A bit more digging helped shed additional light on this company and the family who found it and ran it. Sam Lazaro Bros (賚瑞羅音樂所 Lai Ruiluo yinyuesuo [Lazaro music house]) was set up by three Sam Lazaro Brothers, one of whom was Bernardino, in 1916 or 1924. It imported pianos and other musical instruments and records from North America and Europe. An entry for Sam Lazaro Bros in the 1925 volume of Seaports of the Far East lists the company as ‘Importers of Musical Merchandise, Piano Tuners and Repairers’ at 125 Szechuan (Sichuan) Road. The 1938 Directory and Chronicle for China, Japan, Korea, etc. listed it on 130 Nanjing Road. Other sources locate the company at 232 Nanjing Road (for example, this entry on the website ‘The Pipe Organ in China Project’). I was excited to find that the firm was also connected to cinema. Seemingly, it was a ticket agent for major film theatres in Shanghai like the Cathay or the Nanking. Indeed, two film posters can be seen outside the shop in Rosholt’s photograph.
According to information in Chinese cited in the entry about the company in MADSpace, Sam Lazaro Bros also had branches in Panaji (Pangim), Goa’s capital (then under Portuguese rule) and Yangon (Rangoon, then under British rule), which illustrates how the company’s owners – like other families in Asia – straddled the British and the Portuguese imperial worlds, not simply in East Asia but also in South and Southeast Asia. I later came across archival files from 1949 and 1951 on some members of the Sam Lazaro family, confirming their registration at the Shanghai consulate as Portuguese, possibly from when they were preparing to leave the city. Bernardino is listed as having been born in ‘Margão, Portuguese India’ in 1888.
A genealogy website lists Joaquim Bernardino de Sam Lazaro as having died in Shanghai in 1972, an intriguing information as the great majority of Portuguese nationals had left Shanghai by the early 1950s. Could he have been one of the few foreigners to remain in the People’s Republic of China? Possibly not, as another ancestry website states that he passed away in Bangalore, India. A brief mention in this article also notes that the family left Shanghai for Bangalore in 1951 and that, later, some members went to the United States (one of Bernardino’s sons, Fred de Sam Lazaro, is a distinguished journalist). The same article mentions Bernardino’s wife was a physician and there’s a brief February 1941 report in the North China Herald on Bernardino’s marriage to ‘Dr. Alda da Silva’ at the (Catholic) Church of Christ the King. Did Dr Silva practice medicine in Shanghai? I haven’t yet found an answer to this.
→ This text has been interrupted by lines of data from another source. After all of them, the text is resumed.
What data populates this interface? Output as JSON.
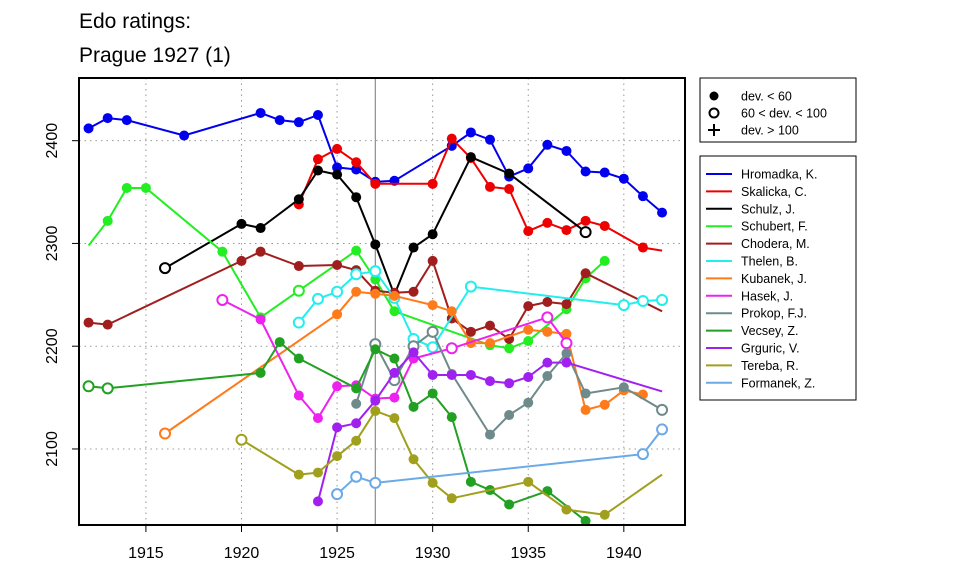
{
  "chart_data": {
    "type": "line",
    "title_lines": [
      "Edo ratings:",
      "Prague 1927 (1)"
    ],
    "xlim": [
      1911.5,
      1943.2
    ],
    "ylim": [
      2026,
      2461
    ],
    "x_ticks": [
      1915,
      1920,
      1925,
      1930,
      1935,
      1940
    ],
    "y_ticks": [
      2100,
      2200,
      2300,
      2400
    ],
    "grid": true,
    "event_marker_x": 1927,
    "marker_legend": [
      {
        "label": "dev. < 60",
        "symbol": "filled"
      },
      {
        "label": "60 < dev. < 100",
        "symbol": "open"
      },
      {
        "label": "dev. > 100",
        "symbol": "plus"
      }
    ],
    "series": [
      {
        "name": "Hromadka, K.",
        "color": "#0000ee",
        "points": [
          [
            1912,
            2412,
            "f"
          ],
          [
            1913,
            2422,
            "f"
          ],
          [
            1914,
            2420,
            "f"
          ],
          [
            1917,
            2405,
            "f"
          ],
          [
            1921,
            2427,
            "f"
          ],
          [
            1922,
            2420,
            "f"
          ],
          [
            1923,
            2418,
            "f"
          ],
          [
            1924,
            2425,
            "f"
          ],
          [
            1925,
            2374,
            "f"
          ],
          [
            1926,
            2372,
            "f"
          ],
          [
            1927,
            2360,
            "f"
          ],
          [
            1928,
            2361,
            "f"
          ],
          [
            1931,
            2395,
            "f"
          ],
          [
            1932,
            2408,
            "f"
          ],
          [
            1933,
            2401,
            "f"
          ],
          [
            1934,
            2365,
            "f"
          ],
          [
            1935,
            2373,
            "f"
          ],
          [
            1936,
            2396,
            "f"
          ],
          [
            1937,
            2390,
            "f"
          ],
          [
            1938,
            2370,
            "f"
          ],
          [
            1939,
            2369,
            "f"
          ],
          [
            1940,
            2363,
            "f"
          ],
          [
            1941,
            2346,
            "f"
          ],
          [
            1942,
            2330,
            "f"
          ]
        ]
      },
      {
        "name": "Skalicka, C.",
        "color": "#ee0000",
        "points": [
          [
            1923,
            2338,
            "f"
          ],
          [
            1924,
            2382,
            "f"
          ],
          [
            1925,
            2392,
            "f"
          ],
          [
            1926,
            2379,
            "f"
          ],
          [
            1927,
            2358,
            "f"
          ],
          [
            1930,
            2358,
            "f"
          ],
          [
            1931,
            2402,
            "f"
          ],
          [
            1932,
            2383,
            "f"
          ],
          [
            1933,
            2355,
            "f"
          ],
          [
            1934,
            2353,
            "f"
          ],
          [
            1935,
            2312,
            "f"
          ],
          [
            1936,
            2320,
            "f"
          ],
          [
            1937,
            2313,
            "f"
          ],
          [
            1938,
            2322,
            "f"
          ],
          [
            1939,
            2317,
            "f"
          ],
          [
            1941,
            2296,
            "f"
          ],
          [
            1942,
            2293,
            "n"
          ]
        ]
      },
      {
        "name": "Schulz, J.",
        "color": "#000000",
        "points": [
          [
            1916,
            2276,
            "o"
          ],
          [
            1920,
            2319,
            "f"
          ],
          [
            1921,
            2315,
            "f"
          ],
          [
            1923,
            2343,
            "f"
          ],
          [
            1924,
            2371,
            "f"
          ],
          [
            1925,
            2367,
            "f"
          ],
          [
            1926,
            2345,
            "f"
          ],
          [
            1927,
            2299,
            "f"
          ],
          [
            1928,
            2250,
            "f"
          ],
          [
            1929,
            2296,
            "f"
          ],
          [
            1930,
            2309,
            "f"
          ],
          [
            1932,
            2384,
            "f"
          ],
          [
            1934,
            2368,
            "f"
          ],
          [
            1938,
            2311,
            "o"
          ]
        ]
      },
      {
        "name": "Schubert, F.",
        "color": "#22ee22",
        "points": [
          [
            1912,
            2298,
            "n"
          ],
          [
            1913,
            2322,
            "f"
          ],
          [
            1914,
            2354,
            "f"
          ],
          [
            1915,
            2354,
            "f"
          ],
          [
            1919,
            2292,
            "f"
          ],
          [
            1921,
            2228,
            "f"
          ],
          [
            1923,
            2254,
            "o"
          ],
          [
            1926,
            2293,
            "f"
          ],
          [
            1927,
            2265,
            "f"
          ],
          [
            1928,
            2234,
            "f"
          ],
          [
            1933,
            2201,
            "f"
          ],
          [
            1934,
            2198,
            "f"
          ],
          [
            1935,
            2205,
            "f"
          ],
          [
            1937,
            2236,
            "f"
          ],
          [
            1938,
            2266,
            "f"
          ],
          [
            1939,
            2283,
            "f"
          ]
        ]
      },
      {
        "name": "Chodera, M.",
        "color": "#a01e1e",
        "points": [
          [
            1912,
            2223,
            "f"
          ],
          [
            1913,
            2221,
            "f"
          ],
          [
            1920,
            2283,
            "f"
          ],
          [
            1921,
            2292,
            "f"
          ],
          [
            1923,
            2278,
            "f"
          ],
          [
            1925,
            2279,
            "f"
          ],
          [
            1926,
            2274,
            "f"
          ],
          [
            1927,
            2254,
            "f"
          ],
          [
            1928,
            2252,
            "f"
          ],
          [
            1929,
            2253,
            "f"
          ],
          [
            1930,
            2283,
            "f"
          ],
          [
            1931,
            2227,
            "f"
          ],
          [
            1932,
            2214,
            "f"
          ],
          [
            1933,
            2220,
            "f"
          ],
          [
            1934,
            2207,
            "f"
          ],
          [
            1935,
            2239,
            "f"
          ],
          [
            1936,
            2243,
            "f"
          ],
          [
            1937,
            2241,
            "f"
          ],
          [
            1938,
            2271,
            "f"
          ],
          [
            1942,
            2234,
            "n"
          ]
        ]
      },
      {
        "name": "Thelen, B.",
        "color": "#22eeee",
        "points": [
          [
            1923,
            2223,
            "o"
          ],
          [
            1924,
            2246,
            "o"
          ],
          [
            1925,
            2253,
            "o"
          ],
          [
            1926,
            2270,
            "o"
          ],
          [
            1927,
            2273,
            "o"
          ],
          [
            1928,
            2247,
            "o"
          ],
          [
            1929,
            2207,
            "o"
          ],
          [
            1930,
            2199,
            "o"
          ],
          [
            1932,
            2258,
            "o"
          ],
          [
            1940,
            2240,
            "o"
          ],
          [
            1941,
            2244,
            "o"
          ],
          [
            1942,
            2245,
            "o"
          ]
        ]
      },
      {
        "name": "Kubanek, J.",
        "color": "#ff7a1a",
        "points": [
          [
            1916,
            2115,
            "o"
          ],
          [
            1925,
            2231,
            "f"
          ],
          [
            1926,
            2253,
            "f"
          ],
          [
            1927,
            2251,
            "f"
          ],
          [
            1928,
            2249,
            "f"
          ],
          [
            1930,
            2240,
            "f"
          ],
          [
            1931,
            2234,
            "f"
          ],
          [
            1932,
            2203,
            "f"
          ],
          [
            1933,
            2203,
            "f"
          ],
          [
            1935,
            2216,
            "f"
          ],
          [
            1936,
            2214,
            "f"
          ],
          [
            1937,
            2212,
            "f"
          ],
          [
            1938,
            2138,
            "f"
          ],
          [
            1939,
            2143,
            "f"
          ],
          [
            1940,
            2157,
            "f"
          ],
          [
            1941,
            2153,
            "f"
          ]
        ]
      },
      {
        "name": "Hasek, J.",
        "color": "#ee22ee",
        "points": [
          [
            1919,
            2245,
            "o"
          ],
          [
            1921,
            2226,
            "f"
          ],
          [
            1923,
            2152,
            "f"
          ],
          [
            1924,
            2130,
            "f"
          ],
          [
            1925,
            2161,
            "f"
          ],
          [
            1926,
            2162,
            "f"
          ],
          [
            1927,
            2149,
            "f"
          ],
          [
            1928,
            2150,
            "f"
          ],
          [
            1929,
            2188,
            "f"
          ],
          [
            1931,
            2198,
            "o"
          ],
          [
            1936,
            2228,
            "o"
          ],
          [
            1937,
            2203,
            "o"
          ]
        ]
      },
      {
        "name": "Prokop, F.J.",
        "color": "#6e8a8a",
        "points": [
          [
            1926,
            2144,
            "f"
          ],
          [
            1927,
            2202,
            "o"
          ],
          [
            1928,
            2167,
            "o"
          ],
          [
            1929,
            2200,
            "o"
          ],
          [
            1930,
            2214,
            "o"
          ],
          [
            1931,
            2173,
            "f"
          ],
          [
            1933,
            2114,
            "f"
          ],
          [
            1934,
            2133,
            "f"
          ],
          [
            1935,
            2145,
            "f"
          ],
          [
            1936,
            2171,
            "f"
          ],
          [
            1937,
            2193,
            "f"
          ],
          [
            1938,
            2154,
            "f"
          ],
          [
            1940,
            2160,
            "f"
          ],
          [
            1942,
            2138,
            "o"
          ]
        ]
      },
      {
        "name": "Vecsey, Z.",
        "color": "#22a022",
        "points": [
          [
            1912,
            2161,
            "o"
          ],
          [
            1913,
            2159,
            "o"
          ],
          [
            1921,
            2174,
            "f"
          ],
          [
            1922,
            2204,
            "f"
          ],
          [
            1923,
            2188,
            "f"
          ],
          [
            1926,
            2159,
            "f"
          ],
          [
            1927,
            2197,
            "f"
          ],
          [
            1928,
            2188,
            "f"
          ],
          [
            1929,
            2141,
            "f"
          ],
          [
            1930,
            2154,
            "f"
          ],
          [
            1931,
            2131,
            "f"
          ],
          [
            1932,
            2068,
            "f"
          ],
          [
            1933,
            2060,
            "f"
          ],
          [
            1934,
            2046,
            "f"
          ],
          [
            1936,
            2059,
            "f"
          ],
          [
            1938,
            2030,
            "f"
          ]
        ]
      },
      {
        "name": "Grguric, V.",
        "color": "#a020f0",
        "points": [
          [
            1924,
            2049,
            "f"
          ],
          [
            1925,
            2121,
            "f"
          ],
          [
            1926,
            2125,
            "f"
          ],
          [
            1927,
            2147,
            "f"
          ],
          [
            1928,
            2174,
            "f"
          ],
          [
            1929,
            2194,
            "f"
          ],
          [
            1930,
            2172,
            "f"
          ],
          [
            1931,
            2172,
            "f"
          ],
          [
            1932,
            2172,
            "f"
          ],
          [
            1933,
            2166,
            "f"
          ],
          [
            1934,
            2164,
            "f"
          ],
          [
            1935,
            2170,
            "f"
          ],
          [
            1936,
            2184,
            "f"
          ],
          [
            1937,
            2184,
            "f"
          ],
          [
            1942,
            2156,
            "n"
          ]
        ]
      },
      {
        "name": "Tereba, R.",
        "color": "#a0a01e",
        "points": [
          [
            1920,
            2109,
            "o"
          ],
          [
            1923,
            2075,
            "f"
          ],
          [
            1924,
            2077,
            "f"
          ],
          [
            1925,
            2093,
            "f"
          ],
          [
            1926,
            2108,
            "f"
          ],
          [
            1927,
            2137,
            "f"
          ],
          [
            1928,
            2130,
            "f"
          ],
          [
            1929,
            2090,
            "f"
          ],
          [
            1930,
            2067,
            "f"
          ],
          [
            1931,
            2052,
            "f"
          ],
          [
            1935,
            2068,
            "f"
          ],
          [
            1937,
            2041,
            "f"
          ],
          [
            1939,
            2036,
            "f"
          ],
          [
            1942,
            2075,
            "n"
          ]
        ]
      },
      {
        "name": "Formanek, Z.",
        "color": "#6aaae6",
        "points": [
          [
            1925,
            2056,
            "o"
          ],
          [
            1926,
            2073,
            "o"
          ],
          [
            1927,
            2067,
            "o"
          ],
          [
            1941,
            2095,
            "o"
          ],
          [
            1942,
            2119,
            "o"
          ]
        ]
      }
    ]
  }
}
In sum, a name in a report and a photograph on HPC opened a window into a history of global migration involving China, India, Burma, Britain (through the British Empire), Portugal, and the US. They are also linked to a history of global circulation of commodities such as musical instruments and of the distribution of Hollywood films in China, mediated by companies like Sam Lazaro Bros, that were both local and transnational.
 The entry about the company in Dr Cécile Armand’s MADSpace platform gives a founding date of 1916 whilst Dr Szu-Wei Chen’s ‘The Music Industry and Popular Song in 1930s and 1940s Shanghai: A Historical and Stylistic Analysis’ (PhD thesis, University of Stirling, 2007) states it was set up in 1924 (p. 137).